Florac possesses its natural curiosity, the Fontaine du Pêcher, that discharges the water infiltrated from the plateau of Méjan. It pours forth in an abundant stream and forms a cascade, but the water is at once eagerly captured for the purpose of irrigation. During the winter and after a storm it vomits forth a torrent with a roar like that of a lion.

After a visit to the summit of the Aigoual it would be well to descend the Dourbie to Milau, reaching the Dourbie by the ravine of the Trévesel. The Pas de l'Ase is a profound gorge, 1,200 feet deep, between fiery-red dolomitic cliffs, in three stages superposed and separated by slopes of detritus. At midday, when the sun streams down on these rocks, the effect is dazzling. At Trèves, where are coal mines, is the cave called the Baume de S. Firmin, and near by the ruins of a castle.

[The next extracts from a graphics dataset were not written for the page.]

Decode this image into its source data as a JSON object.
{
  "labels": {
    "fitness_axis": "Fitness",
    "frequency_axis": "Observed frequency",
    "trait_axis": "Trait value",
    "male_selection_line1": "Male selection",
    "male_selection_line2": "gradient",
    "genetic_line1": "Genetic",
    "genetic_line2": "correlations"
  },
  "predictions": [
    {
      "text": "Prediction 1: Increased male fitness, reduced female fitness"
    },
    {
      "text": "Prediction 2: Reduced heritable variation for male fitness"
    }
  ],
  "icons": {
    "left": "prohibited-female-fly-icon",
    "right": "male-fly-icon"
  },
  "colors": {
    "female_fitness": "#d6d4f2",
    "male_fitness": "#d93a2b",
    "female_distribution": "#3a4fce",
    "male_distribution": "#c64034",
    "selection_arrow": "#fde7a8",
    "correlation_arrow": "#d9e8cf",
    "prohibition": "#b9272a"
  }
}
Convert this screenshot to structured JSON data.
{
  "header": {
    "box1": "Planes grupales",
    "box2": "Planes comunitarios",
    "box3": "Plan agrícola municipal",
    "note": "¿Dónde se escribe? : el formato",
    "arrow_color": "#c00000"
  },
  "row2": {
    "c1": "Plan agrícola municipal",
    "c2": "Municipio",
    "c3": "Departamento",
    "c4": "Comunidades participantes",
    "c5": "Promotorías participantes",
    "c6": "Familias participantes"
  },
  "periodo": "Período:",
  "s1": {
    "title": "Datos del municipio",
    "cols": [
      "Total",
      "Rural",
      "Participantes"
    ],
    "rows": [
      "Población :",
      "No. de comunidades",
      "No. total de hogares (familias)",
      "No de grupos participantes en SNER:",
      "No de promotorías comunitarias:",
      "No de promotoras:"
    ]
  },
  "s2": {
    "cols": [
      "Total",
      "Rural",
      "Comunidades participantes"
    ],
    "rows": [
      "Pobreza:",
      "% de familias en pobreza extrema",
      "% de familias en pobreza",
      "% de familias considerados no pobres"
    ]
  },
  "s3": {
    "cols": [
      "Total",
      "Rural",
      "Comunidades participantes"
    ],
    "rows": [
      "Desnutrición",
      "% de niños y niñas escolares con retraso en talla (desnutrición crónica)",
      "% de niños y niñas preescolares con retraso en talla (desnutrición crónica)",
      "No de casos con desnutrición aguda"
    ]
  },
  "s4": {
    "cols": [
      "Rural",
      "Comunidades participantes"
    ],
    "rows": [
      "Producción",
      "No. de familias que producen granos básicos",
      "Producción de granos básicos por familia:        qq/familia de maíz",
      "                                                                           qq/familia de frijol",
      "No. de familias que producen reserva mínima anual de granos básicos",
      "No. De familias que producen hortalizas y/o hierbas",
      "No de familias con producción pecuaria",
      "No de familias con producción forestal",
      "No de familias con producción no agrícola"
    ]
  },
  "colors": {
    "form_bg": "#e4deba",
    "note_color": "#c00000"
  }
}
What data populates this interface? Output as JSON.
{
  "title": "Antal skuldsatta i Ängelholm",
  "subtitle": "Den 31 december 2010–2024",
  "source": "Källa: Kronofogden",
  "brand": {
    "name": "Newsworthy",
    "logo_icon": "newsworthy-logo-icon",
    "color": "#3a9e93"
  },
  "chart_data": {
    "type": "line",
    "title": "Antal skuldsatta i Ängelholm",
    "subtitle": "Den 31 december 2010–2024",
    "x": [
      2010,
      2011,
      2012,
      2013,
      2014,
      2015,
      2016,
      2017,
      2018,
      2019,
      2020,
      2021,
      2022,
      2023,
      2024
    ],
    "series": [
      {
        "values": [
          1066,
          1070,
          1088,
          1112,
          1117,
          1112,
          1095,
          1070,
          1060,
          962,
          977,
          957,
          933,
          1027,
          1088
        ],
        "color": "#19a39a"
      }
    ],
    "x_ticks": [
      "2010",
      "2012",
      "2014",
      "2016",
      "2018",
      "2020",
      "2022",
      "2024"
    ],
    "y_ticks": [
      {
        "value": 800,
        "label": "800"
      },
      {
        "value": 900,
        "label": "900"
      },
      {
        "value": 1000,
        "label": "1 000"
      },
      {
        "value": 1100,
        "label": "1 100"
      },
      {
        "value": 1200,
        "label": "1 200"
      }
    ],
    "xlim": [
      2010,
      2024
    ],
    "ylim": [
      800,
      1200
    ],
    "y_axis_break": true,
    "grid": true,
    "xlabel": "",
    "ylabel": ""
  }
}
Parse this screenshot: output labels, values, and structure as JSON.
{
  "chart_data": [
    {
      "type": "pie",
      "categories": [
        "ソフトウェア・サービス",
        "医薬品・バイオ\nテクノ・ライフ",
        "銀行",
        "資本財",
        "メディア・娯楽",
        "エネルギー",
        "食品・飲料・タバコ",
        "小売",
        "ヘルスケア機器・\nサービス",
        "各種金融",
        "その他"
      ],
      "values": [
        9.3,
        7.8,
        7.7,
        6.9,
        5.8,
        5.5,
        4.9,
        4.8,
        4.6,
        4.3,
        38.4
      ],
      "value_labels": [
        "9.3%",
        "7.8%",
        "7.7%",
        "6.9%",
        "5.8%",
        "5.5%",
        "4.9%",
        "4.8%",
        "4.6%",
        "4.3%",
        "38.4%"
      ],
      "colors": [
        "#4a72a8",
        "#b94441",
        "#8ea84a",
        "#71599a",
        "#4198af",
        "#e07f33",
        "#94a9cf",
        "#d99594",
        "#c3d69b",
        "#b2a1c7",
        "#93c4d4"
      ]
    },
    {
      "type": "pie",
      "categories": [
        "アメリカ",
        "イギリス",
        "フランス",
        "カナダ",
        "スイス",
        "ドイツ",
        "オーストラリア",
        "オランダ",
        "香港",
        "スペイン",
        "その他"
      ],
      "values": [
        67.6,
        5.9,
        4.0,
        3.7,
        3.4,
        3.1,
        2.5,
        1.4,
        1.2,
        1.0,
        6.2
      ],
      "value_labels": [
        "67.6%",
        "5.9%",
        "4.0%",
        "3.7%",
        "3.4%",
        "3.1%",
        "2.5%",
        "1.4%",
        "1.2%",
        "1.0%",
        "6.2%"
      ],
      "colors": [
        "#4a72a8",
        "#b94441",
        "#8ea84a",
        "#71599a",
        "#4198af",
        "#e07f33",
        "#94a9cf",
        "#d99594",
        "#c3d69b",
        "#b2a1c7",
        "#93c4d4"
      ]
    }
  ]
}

S. Firmin was the grandson of Tonantius Ferreolus, Prefect of Gaul, who, as we have seen, was the host of Sidonius Apollinaris. He had a villa here, Trevido, as the town was then called, and in it he died in the year 470. Firminus was educated by his uncle Noricus, Bishop of Uzès, the son of Tonantius, and he in turn became bishop of the same see, and died at the early age of thirty-seven, in the year 553, and was succeeded by his nephew, Ferreolus; so that at that time it is pretty clear bishoprics had become the perquisites of members of the great families of Gallo-Roman origin. When S. Firmin visited his grandfather or his father, at Trèves, he was wont to retire to the cave that bears his name, for reading and devotion. Possibly the dampness of this grotto may have sowed the seeds of the disorder from which he died. The cave runs deep into the mountain, and is adorned with numerous white and graceful stalactites. But it is very damp; notwithstanding this, prehistoric man occupied it, for in the first two halls of the grotto have been found old hearths, remains of feasts, broken and split bones, and fragments of badly burnt pottery.

About ninety feet above the Baume de S. Firmin is another cave forming a great vault that is filled with water during heavy rains. Nevertheless man inhabited it at a remote period; for thence also have been excavated numerous fragments of vessels, which by their paste and ornamentation show that they belonged to the age of polished stone.

How the men of that period must have suffered from rheumatism! And it has been noticed that among the bones of prehistoric man, who was a cave dweller, rheumatic swellings of the joints are common. Usually the caves in limestone and chalk are tolerably dry. France must have teemed with peoples at that early period, for not only on the Causse, but also in the chalk districts of Dordogne and Lot, and in the sandstone regions of Maine-et-Loire and Vienne, troglodite habitations abound.

After crossing the Col de la Pierre-Plantée, the road winds down into the valley of the Dourbie, which wriggles along at a great depth below between rocks of quartz and schist, then passes among chestnut trees, and reaches S. Jean-du-Bruel, when we are in the valley of the Dourbie. Here comes in the road from Saudières, where is a station on the line from Le Vigan to the junction on the main line opposite Roquefort; and the lower valley of the Dourbie can be visited from Le Vigan by taking the train to Saudières and a carriage thence to Milau.

Nant, a little town on the left bank of the Dourbie, has a Celtic name, very descriptive, for Nant signifies a valley or a river bottom. Nantes in Brittany has the same derivation, as has also Devon in Welsh, Dyffneint, the county of valleys. So also the Dourbie and the Durzon proclaim that they were named by Celts, for dour signifies water in Welsh.

The church of S. Pierre of the twelfth century is all that remains of a Benedictine abbey; the Romanesque chapel of S. Alban stands on a barren rock 2,400 feet high. But the great attraction is the source of the Durzon, as Reclus describes it:—

"A little river issuing from a deep foux some six or seven kilometres from Nant, near the Mas-de-Pommier, at the bottom of a cirque where walls, which are those of the Larzac, rise above the well to the height of 900 feet. There opens a great gulf, un dormant qui ne dort pas toujours. A slight rain on Larzac agitates it, and it begins to boil languidly in the centre of the well; but after a long rain, a storm, or the melting of the snows, the water rises in clashing floods like a cascade turned upside down; it is no longer a murmuring stream, but a growling torrent whose voice breaks the austere silence of the cirque."

Still descending the valley, we see perched high up on the right the curious village of Cantobre, on a point of the Causse Bégon, shaded by gigantic dolomitic mushrooms, and comprised within the walls of a ruined castle that was destroyed in 1660, after its owner, Jean de Fombesse, had been executed as a coiner.